Others included a 1929 2-1/2 h.p. Blackstone, a vast 1928 3HF 6-h.p. Gardner heavy oil engine weighing a ton, once used to drive the lighting set at a house at Crickhowell but saved in a very derelict condition, a 1917 2-1/2 h.p. Lister which had spent its entire working life on a Redmarley farm, a 1920 7-h.p. Blackstone which ran on lamp oil, requiring a blowlamp to get it going, a Duz-Go (which wasn’t going), a Bamford with hit-and-miss governer, an enormous 1917 12-3/4 h.p. Blackstone, Crossleys and Ruston Hornsbys in various sizes including a 1921 5-h.p. Crossley used to drive a Newtown printing press until 1926 and a sawbench in the same town until 1963 and restored by its present owner last year, a Fairbanks Morse, an Amenco and many more. [These engines have the same fascinating histories as veteran cars did forty years ago and if any more remain to be salvaged I would be glad to hear of them.—Ed.]

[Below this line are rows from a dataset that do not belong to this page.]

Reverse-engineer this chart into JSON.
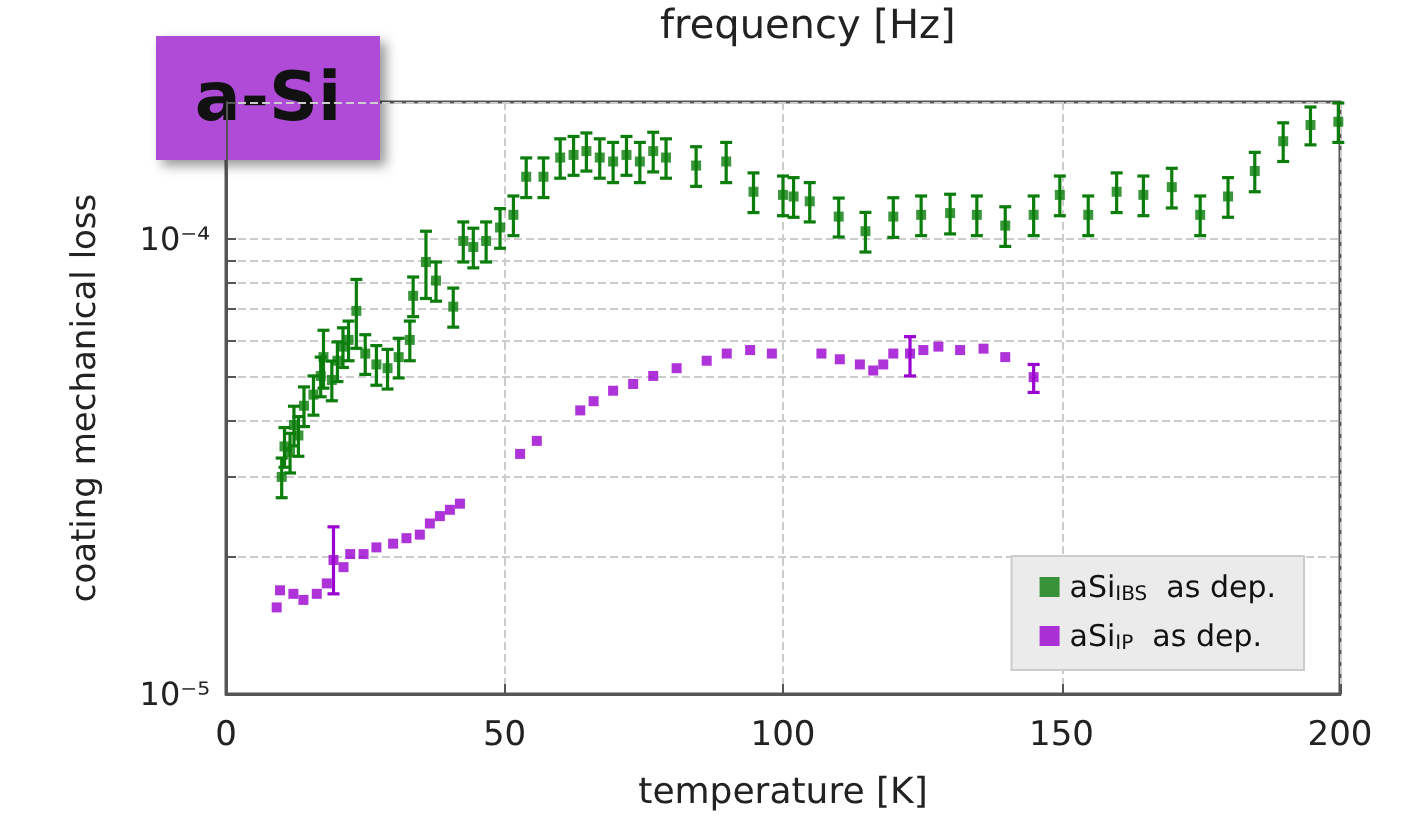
{
  "chart_data": {
    "type": "scatter",
    "xlabel": "temperature [K]",
    "ylabel": "coating mechanical loss",
    "annotations": [
      "a-Si",
      "frequency [Hz]"
    ],
    "log": "y",
    "grid": true,
    "legend": "bottom right",
    "marker": "square",
    "xlim": [
      0,
      200
    ],
    "xticks": [
      0,
      50,
      100,
      150,
      200
    ],
    "ylim": [
      1e-05,
      0.0002
    ],
    "yticks": [
      {
        "value": 1e-05,
        "label": "10⁻⁵"
      },
      {
        "value": 2e-05,
        "label": null
      },
      {
        "value": 3e-05,
        "label": null
      },
      {
        "value": 4e-05,
        "label": null
      },
      {
        "value": 5e-05,
        "label": null
      },
      {
        "value": 6e-05,
        "label": null
      },
      {
        "value": 7e-05,
        "label": null
      },
      {
        "value": 8e-05,
        "label": null
      },
      {
        "value": 9e-05,
        "label": null
      },
      {
        "value": 0.0001,
        "label": "10⁻⁴"
      },
      {
        "value": 0.0002,
        "label": null
      }
    ],
    "series": [
      {
        "name": "aSi$_{IBS}$  as dep.",
        "color": "#0b7d0b",
        "x": [
          10,
          10.5,
          11.5,
          12.2,
          13,
          14,
          15.7,
          17,
          17.5,
          19,
          20,
          21,
          22,
          23.4,
          25,
          27,
          29,
          31,
          33,
          33.6,
          35.9,
          37.7,
          40.8,
          42.6,
          44.4,
          46.7,
          49.2,
          51.6,
          53.9,
          57,
          60,
          62.4,
          64.7,
          67.1,
          69.5,
          71.9,
          74.3,
          76.7,
          79,
          84.4,
          89.8,
          94.7,
          100,
          101.9,
          104.8,
          110,
          114.8,
          119.8,
          124.8,
          130,
          134.8,
          139.9,
          145,
          149.7,
          154.8,
          159.9,
          164.7,
          169.8,
          174.9,
          179.9,
          184.7,
          189.8,
          194.7,
          199.7
        ],
        "values": [
          3e-05,
          3.5e-05,
          3.4e-05,
          3.9e-05,
          3.7e-05,
          4.3e-05,
          4.55e-05,
          5e-05,
          5.5e-05,
          4.9e-05,
          5.4e-05,
          5.8e-05,
          6e-05,
          6.95e-05,
          5.6e-05,
          5.3e-05,
          5.2e-05,
          5.5e-05,
          6e-05,
          7.5e-05,
          8.9e-05,
          8.1e-05,
          7.1e-05,
          9.9e-05,
          9.6e-05,
          9.9e-05,
          0.000106,
          0.000113,
          0.000137,
          0.000137,
          0.000151,
          0.000153,
          0.000156,
          0.000151,
          0.000148,
          0.000153,
          0.000148,
          0.000156,
          0.000151,
          0.000145,
          0.000148,
          0.000127,
          0.000125,
          0.000124,
          0.000121,
          0.000112,
          0.000104,
          0.000112,
          0.000113,
          0.000114,
          0.000113,
          0.000107,
          0.000113,
          0.000125,
          0.000113,
          0.000127,
          0.000125,
          0.00013,
          0.000113,
          0.000124,
          0.000141,
          0.000164,
          0.000178,
          0.000181
        ],
        "errors": [
          3e-06,
          3.5e-06,
          3.4e-06,
          3.9e-06,
          3.7e-06,
          4.3e-06,
          4.5e-06,
          5e-06,
          8e-06,
          4.9e-06,
          5.4e-06,
          5.8e-06,
          6e-06,
          1.2e-05,
          5.6e-06,
          5.3e-06,
          5.2e-06,
          5.5e-06,
          6e-06,
          7.5e-06,
          1.5e-05,
          8e-06,
          7e-06,
          1e-05,
          9.6e-06,
          1e-05,
          1.06e-05,
          1.13e-05,
          1.37e-05,
          1.37e-05,
          1.5e-05,
          1.5e-05,
          1.5e-05,
          1.5e-05,
          1.5e-05,
          1.5e-05,
          1.5e-05,
          1.56e-05,
          1.5e-05,
          1.45e-05,
          1.5e-05,
          1.27e-05,
          1.25e-05,
          1.24e-05,
          1.2e-05,
          1.1e-05,
          1.04e-05,
          1.12e-05,
          1.13e-05,
          1.14e-05,
          1.13e-05,
          1.07e-05,
          1.13e-05,
          1.25e-05,
          1.13e-05,
          1.27e-05,
          1.25e-05,
          1.3e-05,
          1.13e-05,
          1.24e-05,
          1.4e-05,
          1.6e-05,
          1.7e-05,
          1.8e-05
        ]
      },
      {
        "name": "aSi$_{IP}$  as dep.",
        "color": "#9a00d0",
        "x": [
          9.1,
          9.7,
          12.1,
          13.9,
          16.3,
          18.1,
          19.3,
          21.1,
          22.3,
          24.7,
          27,
          30,
          32.4,
          34.8,
          36.6,
          38.4,
          40.2,
          42,
          52.8,
          55.8,
          63.6,
          66,
          69.5,
          73.1,
          76.7,
          80.9,
          86.3,
          89.9,
          94.1,
          98,
          106.9,
          110.2,
          113.8,
          116.2,
          118,
          119.8,
          122.8,
          125.2,
          127.9,
          131.8,
          136,
          139.9,
          145
        ],
        "values": [
          1.55e-05,
          1.69e-05,
          1.66e-05,
          1.61e-05,
          1.66e-05,
          1.75e-05,
          1.97e-05,
          1.9e-05,
          2.03e-05,
          2.03e-05,
          2.1e-05,
          2.14e-05,
          2.2e-05,
          2.24e-05,
          2.37e-05,
          2.46e-05,
          2.54e-05,
          2.62e-05,
          3.37e-05,
          3.6e-05,
          4.2e-05,
          4.4e-05,
          4.64e-05,
          4.8e-05,
          5e-05,
          5.2e-05,
          5.4e-05,
          5.6e-05,
          5.7e-05,
          5.6e-05,
          5.6e-05,
          5.44e-05,
          5.3e-05,
          5.14e-05,
          5.3e-05,
          5.6e-05,
          5.6e-05,
          5.7e-05,
          5.8e-05,
          5.7e-05,
          5.74e-05,
          5.5e-05,
          4.97e-05
        ],
        "errors": [
          null,
          null,
          null,
          null,
          null,
          null,
          [
            1.66e-05,
            2.33e-05
          ],
          null,
          null,
          null,
          null,
          null,
          null,
          null,
          null,
          null,
          null,
          null,
          null,
          null,
          null,
          null,
          null,
          null,
          null,
          null,
          null,
          null,
          null,
          null,
          null,
          null,
          null,
          null,
          null,
          null,
          [
            5e-05,
            6.1e-05
          ],
          null,
          null,
          null,
          null,
          null,
          [
            4.6e-05,
            5.3e-05
          ]
        ]
      }
    ]
  }
}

A grand array of traction engines and steam waggons took the rally arena to the tune of Elgar’s “Pomp and Circumstance”, headed by two fine Fowler Showman’s road locomotives. The rest were well paired, and I noticed that Foden’s had sent their 1916 5-tonner, Robert Wynn (about whom Motor Sport readers are aware) their 1920 Fowler which hauled their heavy loads up to 1932, and that a local entrant of several engines, Michael Salmon, had his 1914 RNAS Foden 5-tonner, en solids, with centre-pivot steering, towing an authentic Foden trailer. In view of the number of people who threaten to build practical steam cars but never do, I was intrigued by Mr. Harding’s very practical example, which had been driven to the rally from Leicester. It consists of a Bradford van equipped with a cab, canopy and funnel, and propelled by an early vertical two-cylinder simple-acting steam launch engine of unknown make, supplied from a lagged vertical boiler, this silent-functioning vehicle aptly named “The Novelty”. As the various steamers paraded at a slow walking pace the commentator bravely read some verses in their honour, nearly causing us to weep for the nostalgia of it and the very British scene, the crowd so well behaved, the engines so beautifully presented. Some are still working, a 1929 Sentinel still being used commercially, a Fowler ploughing engine of 1918 vintage being employed for dredging and a 1931 Fowler roller being on holiday from working at the Long Mynd Gliding Club.
To back up the steamers there was a display of veteran cars, consisting of a blue 1913 15-h.p. Napier doctor’s coupe, 1911 and 1912 Turners, two 1912 40/50 Rolls-Royce tourers, a Model-T Ford of the same age, owned from new by a local Colonel until his death in the mid-1950s, 1911 8 h.p. Renault, 1910 Daimler 15 h.p. two-seater, 1903 Clement, 1904 Turner-Miesse steamer (by R. Hampson who collects this make), 1899 Star and 1899 De Dion Quad. There was also a big concourse of vintage motorcycles, from 1913 Williamson fiat-twin to 1930 V-twin BSA and 350-c.c. Sunbeam, and some vintage commercial vehicles, which included a very fine 1914 X-type Thornycroft 3-ton platform lorry which lay derelict from 1940 until 1962 but has been splendidly restored, even to the name `”Thornycroft” engraved on its inlet manifold, an ex-RAE 1939 Leyland fire-engine, a 1927 Dennis 30-cwt. platform truck used by Gloucester Co-op until after the war and by a farmer until 1964, and a 1935 Leyland Hippo platform lorry which was in use by a ILancashire flour company as recently as 1964.
,Altogether, the Bishop’s Castle Steam Rally is an event not to be missed—next year.—W. B.